Yönetenlerin kültürü, neyi ne kadar bildiği, beceri düzeyleri, kendi uygulamalarına hâkimiyetleri, üzerinde durulabilir bir konu ise; yönetmek fiilinin her zaman yüksek bilgi ve beceri, kültürel egemenlik, yaygın onay gerektirmediği de diğer bir konu.

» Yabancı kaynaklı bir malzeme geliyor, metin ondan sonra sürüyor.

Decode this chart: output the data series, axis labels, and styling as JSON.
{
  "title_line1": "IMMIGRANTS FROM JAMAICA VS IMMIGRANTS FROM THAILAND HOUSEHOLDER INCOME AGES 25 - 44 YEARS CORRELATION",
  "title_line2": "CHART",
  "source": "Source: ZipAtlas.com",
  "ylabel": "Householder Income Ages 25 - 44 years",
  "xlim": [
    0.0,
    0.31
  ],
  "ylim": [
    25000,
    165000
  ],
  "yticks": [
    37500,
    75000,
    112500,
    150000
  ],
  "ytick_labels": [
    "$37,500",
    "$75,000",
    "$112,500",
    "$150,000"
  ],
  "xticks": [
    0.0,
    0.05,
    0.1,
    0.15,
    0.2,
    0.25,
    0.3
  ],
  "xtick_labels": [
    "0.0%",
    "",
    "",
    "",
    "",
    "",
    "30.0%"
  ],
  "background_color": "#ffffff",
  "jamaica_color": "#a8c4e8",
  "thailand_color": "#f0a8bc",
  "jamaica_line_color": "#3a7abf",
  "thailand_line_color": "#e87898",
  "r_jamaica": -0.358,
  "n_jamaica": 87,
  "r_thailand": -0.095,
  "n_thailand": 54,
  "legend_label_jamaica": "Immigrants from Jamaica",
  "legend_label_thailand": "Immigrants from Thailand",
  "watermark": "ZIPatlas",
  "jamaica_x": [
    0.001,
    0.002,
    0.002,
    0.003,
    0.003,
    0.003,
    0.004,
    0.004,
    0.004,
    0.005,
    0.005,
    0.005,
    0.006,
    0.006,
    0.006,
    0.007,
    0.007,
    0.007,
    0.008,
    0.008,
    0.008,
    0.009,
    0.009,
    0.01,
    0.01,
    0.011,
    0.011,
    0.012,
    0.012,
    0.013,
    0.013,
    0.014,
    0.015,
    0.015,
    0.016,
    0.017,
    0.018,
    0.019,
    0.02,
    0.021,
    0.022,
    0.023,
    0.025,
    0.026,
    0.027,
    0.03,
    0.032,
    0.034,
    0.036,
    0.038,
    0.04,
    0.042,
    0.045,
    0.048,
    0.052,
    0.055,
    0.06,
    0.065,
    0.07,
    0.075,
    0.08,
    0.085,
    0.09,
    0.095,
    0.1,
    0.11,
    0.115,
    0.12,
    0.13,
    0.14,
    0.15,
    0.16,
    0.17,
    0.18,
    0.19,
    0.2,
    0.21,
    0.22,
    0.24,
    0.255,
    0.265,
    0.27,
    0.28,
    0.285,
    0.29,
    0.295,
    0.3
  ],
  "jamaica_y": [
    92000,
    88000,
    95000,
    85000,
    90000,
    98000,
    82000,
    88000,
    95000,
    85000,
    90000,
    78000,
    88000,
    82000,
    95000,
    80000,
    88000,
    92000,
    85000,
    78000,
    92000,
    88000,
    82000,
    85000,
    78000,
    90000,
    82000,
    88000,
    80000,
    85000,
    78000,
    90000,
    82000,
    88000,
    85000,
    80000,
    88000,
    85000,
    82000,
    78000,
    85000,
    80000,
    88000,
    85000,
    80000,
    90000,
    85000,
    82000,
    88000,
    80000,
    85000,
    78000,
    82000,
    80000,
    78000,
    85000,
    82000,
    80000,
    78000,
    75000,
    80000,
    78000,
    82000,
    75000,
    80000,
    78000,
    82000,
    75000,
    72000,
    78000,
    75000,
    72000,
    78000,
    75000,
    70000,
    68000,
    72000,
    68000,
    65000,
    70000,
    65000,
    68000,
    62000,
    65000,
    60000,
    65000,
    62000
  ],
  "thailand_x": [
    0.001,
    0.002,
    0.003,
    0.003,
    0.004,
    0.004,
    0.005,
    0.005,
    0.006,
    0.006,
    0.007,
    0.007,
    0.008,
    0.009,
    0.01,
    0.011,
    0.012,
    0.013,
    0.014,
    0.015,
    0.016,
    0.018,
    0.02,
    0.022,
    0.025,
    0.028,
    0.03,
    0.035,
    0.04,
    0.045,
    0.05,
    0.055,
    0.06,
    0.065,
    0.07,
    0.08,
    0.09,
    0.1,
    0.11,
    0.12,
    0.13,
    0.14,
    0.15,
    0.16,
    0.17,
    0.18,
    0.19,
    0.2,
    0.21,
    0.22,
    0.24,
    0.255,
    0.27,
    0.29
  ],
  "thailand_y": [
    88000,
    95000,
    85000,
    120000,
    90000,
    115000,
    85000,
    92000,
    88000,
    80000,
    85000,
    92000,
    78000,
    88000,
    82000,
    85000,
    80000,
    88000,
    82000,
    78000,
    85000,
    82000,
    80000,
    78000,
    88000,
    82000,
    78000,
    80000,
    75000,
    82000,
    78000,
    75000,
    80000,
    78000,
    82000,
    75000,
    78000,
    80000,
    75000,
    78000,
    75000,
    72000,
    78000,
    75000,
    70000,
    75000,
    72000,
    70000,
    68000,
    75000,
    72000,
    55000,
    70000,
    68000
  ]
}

Hal böyleyken her iktidar eyleminin, dışarıdan çok çılgın ve işe yaramaz görünse de, başka bir bütün içinde tutarlı olabileceğini hesaba katarak düşünmek, olup bitenin beceriksizlikten, cehaletten, dinlememekten, liyakat sorunundan kaynaklandığını düşünmekten daha doğru yerlere götürebilir insanı.
Sabahtan akşama ‘yönetememek’ ile itham edilen bir idarenin, şu koşullarda dahi en az üç seçmenden birinin oyunu aldığı gerçeği, artık bir muhalefet ‘afyon’una dönüşmüş ‘yönetemiyorlar’ ezberini de sorgulamayı gerektiriyor takdir edersiniz. Doğru, olması gerektiği gibi yönetmiyorlar; doğru, zihnimizde bir ‘olması gereken’ var; doğru, o ‘olması gereken’ deneyimle sabit ve doğru, tüm bunlara rağmen yönetimdeler.
Tabii böyle bir yönetim tercihini ya da ‘zorunluluğu‘nu çoğulcu yöntemlerle benimsetmek mümkün olmadığı için diğer yönetim tekniklerine başvuruyorlar, daha çok din, daha çok şiddet, daha çok karalama ve hedef haline getirme, görünen o ki, daha fazla cezaevi inşaatı. Yönetmek için gerekli olan asgari rızanın her zaman doğru dürüst ve demokratik yöntemlerle yaratılmadığı, yalan dolan ve baskının rıza üretimindeki yadsınamaz gücü sayısız tarihsel örnekle sabit.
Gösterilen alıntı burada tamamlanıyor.